Tired of being tired

If you see a zombie wandering around, it might be me. I have almost reached a month of not enough sleep. I have no problem with the actual sleeping, more an issue of falling asleep. At first I thought it was just a fluke and would pass, now I just want it to go away. The last time I had problems sleeping it was due to an irrational fear of endings. Even as I was dealing with it I knew it was a silly fear, yet no matter what I did it stayed for quite a while. Currently, I am clueless as to what is causing my inability to fall asleep. Whatever it is, can stop any time.

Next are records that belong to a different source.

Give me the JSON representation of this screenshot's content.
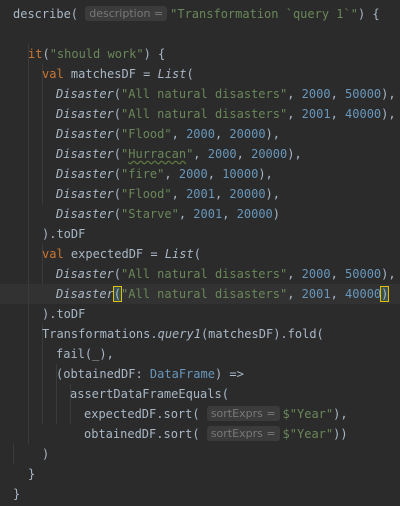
{
  "editor": {
    "language": "Scala",
    "theme": "Darcula",
    "current_line": 15,
    "colors": {
      "background": "#2b2b2b",
      "current_line_highlight": "#323232",
      "default_text": "#a9b7c6",
      "keyword": "#cc7832",
      "string": "#6a8759",
      "number": "#6897bb",
      "inlay_hint_bg": "#3b3b3b",
      "inlay_hint_text": "#787878",
      "matched_bracket_outline": "#e0c000"
    },
    "lines": [
      [
        {
          "t": "describe( ",
          "c": "plain"
        },
        {
          "t": "description =",
          "c": "hint",
          "name": "param-hint-description"
        },
        {
          "t": "\"Transformation `query 1`\"",
          "c": "str"
        },
        {
          "t": ") {",
          "c": "plain"
        }
      ],
      [],
      [
        {
          "t": "it",
          "c": "kw"
        },
        {
          "t": "(",
          "c": "plain"
        },
        {
          "t": "\"should work\"",
          "c": "str"
        },
        {
          "t": ") {",
          "c": "plain"
        }
      ],
      [
        {
          "t": "val ",
          "c": "kw"
        },
        {
          "t": "matchesDF = ",
          "c": "plain"
        },
        {
          "t": "List",
          "c": "fn"
        },
        {
          "t": "(",
          "c": "plain"
        }
      ],
      [
        {
          "t": "Disaster",
          "c": "fn"
        },
        {
          "t": "(",
          "c": "plain"
        },
        {
          "t": "\"All natural disasters\"",
          "c": "str"
        },
        {
          "t": ", ",
          "c": "plain"
        },
        {
          "t": "2000",
          "c": "num"
        },
        {
          "t": ", ",
          "c": "plain"
        },
        {
          "t": "50000",
          "c": "num"
        },
        {
          "t": "),",
          "c": "plain"
        }
      ],
      [
        {
          "t": "Disaster",
          "c": "fn"
        },
        {
          "t": "(",
          "c": "plain"
        },
        {
          "t": "\"All natural disasters\"",
          "c": "str"
        },
        {
          "t": ", ",
          "c": "plain"
        },
        {
          "t": "2001",
          "c": "num"
        },
        {
          "t": ", ",
          "c": "plain"
        },
        {
          "t": "40000",
          "c": "num"
        },
        {
          "t": "),",
          "c": "plain"
        }
      ],
      [
        {
          "t": "Disaster",
          "c": "fn"
        },
        {
          "t": "(",
          "c": "plain"
        },
        {
          "t": "\"Flood\"",
          "c": "str"
        },
        {
          "t": ", ",
          "c": "plain"
        },
        {
          "t": "2000",
          "c": "num"
        },
        {
          "t": ", ",
          "c": "plain"
        },
        {
          "t": "20000",
          "c": "num"
        },
        {
          "t": "),",
          "c": "plain"
        }
      ],
      [
        {
          "t": "Disaster",
          "c": "fn"
        },
        {
          "t": "(",
          "c": "plain"
        },
        {
          "t": "\"",
          "c": "str"
        },
        {
          "t": "Hurracan",
          "c": "str",
          "wavy": true
        },
        {
          "t": "\"",
          "c": "str"
        },
        {
          "t": ", ",
          "c": "plain"
        },
        {
          "t": "2000",
          "c": "num"
        },
        {
          "t": ", ",
          "c": "plain"
        },
        {
          "t": "20000",
          "c": "num"
        },
        {
          "t": "),",
          "c": "plain"
        }
      ],
      [
        {
          "t": "Disaster",
          "c": "fn"
        },
        {
          "t": "(",
          "c": "plain"
        },
        {
          "t": "\"fire\"",
          "c": "str"
        },
        {
          "t": ", ",
          "c": "plain"
        },
        {
          "t": "2000",
          "c": "num"
        },
        {
          "t": ", ",
          "c": "plain"
        },
        {
          "t": "10000",
          "c": "num"
        },
        {
          "t": "),",
          "c": "plain"
        }
      ],
      [
        {
          "t": "Disaster",
          "c": "fn"
        },
        {
          "t": "(",
          "c": "plain"
        },
        {
          "t": "\"Flood\"",
          "c": "str"
        },
        {
          "t": ", ",
          "c": "plain"
        },
        {
          "t": "2001",
          "c": "num"
        },
        {
          "t": ", ",
          "c": "plain"
        },
        {
          "t": "20000",
          "c": "num"
        },
        {
          "t": "),",
          "c": "plain"
        }
      ],
      [
        {
          "t": "Disaster",
          "c": "fn"
        },
        {
          "t": "(",
          "c": "plain"
        },
        {
          "t": "\"Starve\"",
          "c": "str"
        },
        {
          "t": ", ",
          "c": "plain"
        },
        {
          "t": "2001",
          "c": "num"
        },
        {
          "t": ", ",
          "c": "plain"
        },
        {
          "t": "20000",
          "c": "num"
        },
        {
          "t": ")",
          "c": "plain"
        }
      ],
      [
        {
          "t": ").toDF",
          "c": "plain"
        }
      ],
      [
        {
          "t": "val ",
          "c": "kw"
        },
        {
          "t": "expectedDF = ",
          "c": "plain"
        },
        {
          "t": "List",
          "c": "fn"
        },
        {
          "t": "(",
          "c": "plain"
        }
      ],
      [
        {
          "t": "Disaster",
          "c": "fn"
        },
        {
          "t": "(",
          "c": "plain"
        },
        {
          "t": "\"All natural disasters\"",
          "c": "str"
        },
        {
          "t": ", ",
          "c": "plain"
        },
        {
          "t": "2000",
          "c": "num"
        },
        {
          "t": ", ",
          "c": "plain"
        },
        {
          "t": "50000",
          "c": "num"
        },
        {
          "t": "),",
          "c": "plain"
        }
      ],
      [
        {
          "t": "Disaster",
          "c": "fn"
        },
        {
          "t": "(",
          "c": "bracket",
          "name": "matched-bracket-open"
        },
        {
          "t": "\"All natural disasters\"",
          "c": "str"
        },
        {
          "t": ", ",
          "c": "plain"
        },
        {
          "t": "2001",
          "c": "num"
        },
        {
          "t": ", ",
          "c": "plain"
        },
        {
          "t": "40000",
          "c": "num"
        },
        {
          "t": ")",
          "c": "bracket",
          "name": "matched-bracket-close"
        },
        {
          "caret": true
        }
      ],
      [
        {
          "t": ").toDF",
          "c": "plain"
        }
      ],
      [
        {
          "t": "Transformations.",
          "c": "plain"
        },
        {
          "t": "query1",
          "c": "fn"
        },
        {
          "t": "(matchesDF).fold(",
          "c": "plain"
        }
      ],
      [
        {
          "t": "fail(_),",
          "c": "plain"
        }
      ],
      [
        {
          "t": "(obtainedDF: ",
          "c": "plain"
        },
        {
          "t": "DataFrame",
          "c": "type"
        },
        {
          "t": ") =>",
          "c": "plain"
        }
      ],
      [
        {
          "t": "assertDataFrameEquals(",
          "c": "plain"
        }
      ],
      [
        {
          "t": "expectedDF.sort( ",
          "c": "plain"
        },
        {
          "t": "sortExprs =",
          "c": "hint",
          "name": "param-hint-sortexprs"
        },
        {
          "t": "$\"Year\"",
          "c": "str"
        },
        {
          "t": "),",
          "c": "plain"
        }
      ],
      [
        {
          "t": "obtainedDF.sort( ",
          "c": "plain"
        },
        {
          "t": "sortExprs =",
          "c": "hint",
          "name": "param-hint-sortexprs"
        },
        {
          "t": "$\"Year\"",
          "c": "str"
        },
        {
          "t": "))",
          "c": "plain"
        }
      ],
      [
        {
          "t": ")",
          "c": "plain"
        }
      ],
      [
        {
          "t": "}",
          "c": "plain"
        }
      ],
      [
        {
          "t": "}",
          "c": "plain"
        }
      ]
    ]
  }
}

Although I can not pinpoint an exact cause, I do have a few theories. Probably my issues stem from a combination of stress and over thinking. Sometimes I put so much pressure on myself to feel better and stronger I forget that these things take time. I wish I could wiggle my nose and make so many changes, but I know that is impossible. At times I feel spread so thin I am not sure what I should do and I never seem to achieve as much as I would like. All around me I see people moving forward and gaining speed with their lives, and here I sit still so unsure.

I have found that after I write a post about a problem my brain somehow finds a way to reach a state of equilibrium. My fingers are crossed that writing this post will have a similar effect, because let me tell you, I am so tired of being tired.

Tomorrow will be a little bit easier and I will become a stronger me everyday.